There are several problems with these words. First of all, they assume that ‘straight’ and ‘gay’ are equivalents when they are not. Heterosexual attraction is rooted in the complementarity and design of human beings as male and female, and is linked to procreation. Homosexual attraction is not rooted in human biology. As such it cannot be equivalent to heterosexual attraction. Second, Beattie assumes that no therapy can make him gay. The real purpose of saying this is to deny that anything at all can make it more likely that someone will develop same-sex attraction. In reality this denies a great deal of evidence, but he clearly isn’t interested in discussing that. The obvious intent is to assume a straight/gay equivalence to legislate for the latter as a natural, inherent protected characteristic that should not be subject to modification.
Criminalising preaching and prayer
Concern was also raised about the effect on normal Christian practices. Jim Allister, the leader of the Traditional Unionist Voice, said LGBT activists had two goals: criminalising preaching and criminalising prayer.
He said that they want to “criminalise preaching in accordance with the sexual ethics that are set forth in holy scripture…They want to criminalise praying. Where there has been legislation, that’s exactly what happened.” Jim Allister is right. This is what has happened in Victoria, Australia. It seems that Northern Irish politicians are looking to the Victoria law as a model to follow.

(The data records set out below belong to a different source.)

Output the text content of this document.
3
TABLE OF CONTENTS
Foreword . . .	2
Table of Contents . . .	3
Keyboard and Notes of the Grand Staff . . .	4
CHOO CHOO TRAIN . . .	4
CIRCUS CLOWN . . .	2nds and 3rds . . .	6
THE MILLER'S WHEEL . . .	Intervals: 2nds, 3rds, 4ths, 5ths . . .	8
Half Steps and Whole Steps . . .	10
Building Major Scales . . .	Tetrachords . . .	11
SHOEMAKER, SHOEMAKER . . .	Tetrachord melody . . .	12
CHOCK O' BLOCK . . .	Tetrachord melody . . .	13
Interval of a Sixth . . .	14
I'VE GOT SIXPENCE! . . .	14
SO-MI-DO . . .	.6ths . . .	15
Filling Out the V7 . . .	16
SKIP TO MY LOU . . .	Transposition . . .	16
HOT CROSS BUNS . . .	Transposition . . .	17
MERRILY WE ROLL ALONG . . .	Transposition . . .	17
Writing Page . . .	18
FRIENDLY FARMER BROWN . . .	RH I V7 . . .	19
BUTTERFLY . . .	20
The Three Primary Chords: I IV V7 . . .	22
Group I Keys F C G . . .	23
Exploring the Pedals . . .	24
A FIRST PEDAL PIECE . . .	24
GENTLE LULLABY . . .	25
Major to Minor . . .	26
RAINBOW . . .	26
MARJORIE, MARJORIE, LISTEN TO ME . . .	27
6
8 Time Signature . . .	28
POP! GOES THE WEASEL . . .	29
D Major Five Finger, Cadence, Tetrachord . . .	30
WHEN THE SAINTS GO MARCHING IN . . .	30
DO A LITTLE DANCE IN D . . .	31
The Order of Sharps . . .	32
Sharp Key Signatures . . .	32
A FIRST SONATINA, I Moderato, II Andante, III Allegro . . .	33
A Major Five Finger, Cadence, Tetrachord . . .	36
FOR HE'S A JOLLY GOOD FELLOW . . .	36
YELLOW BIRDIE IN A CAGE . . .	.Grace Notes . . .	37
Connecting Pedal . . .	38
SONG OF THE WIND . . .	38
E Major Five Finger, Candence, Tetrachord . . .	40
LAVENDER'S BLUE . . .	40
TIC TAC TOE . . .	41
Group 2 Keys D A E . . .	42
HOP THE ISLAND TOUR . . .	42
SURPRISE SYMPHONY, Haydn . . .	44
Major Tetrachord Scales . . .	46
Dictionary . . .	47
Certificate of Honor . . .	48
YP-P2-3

Why target Northern Ireland?
LGBT activists are annoyed that the UK government is not moving forward strongly on this issue for England and Wales. They are furious that Boris Johnson wrote a response to the Evangelical Alliance UK saying the government would not criminalise religious activities. In their eyes the government should not talk to orthodox Christians at all on this issue. So why are LGBT activists pushing hard in Northern Ireland, given that a ban there would not affect the rest of the UK?
Activists are targeting Core Issues Trust, a Christian charity offering counselling for people with unwanted same-sex attraction. Core Issues Trust operates across the UK and is constantly accused of conducting ‘conversion therapy’. If activists can criminalise ‘conversion therapy’ they have more chance of shutting down Core Issues Trust. In addition, by winning Northern Ireland they can claim that a Christian jurisdiction voted for a ban, as happened with Malta. Finally, activists hope that if a ban goes through in Northern Ireland, this will put pressure on Westminster to pass one for England and Wales, and on Holyrood to pass one in Scotland.
Cracks in the edifice of the proposed ban
As we have seen, there are lots of cracks in the edifice of Tuesday’s motion to ban ‘conversion therapy’. Northern Irish politicians have for the most part not shown support for religious freedom or free speech. They have not heeded all the considerations about treating gender problems, those questioning their sexuality, preaching and prayer. Westminster has considered these kinds of things in the recent past. However, Westminster has not promised to protect counselling and therapy as such. If Northern Ireland criminalises ‘conversion therapy’, pressure will mount for Westminster to sideline such concerns among others to placate LGBT activists. Neither Northern Ireland nor Westminster has good reason to do so.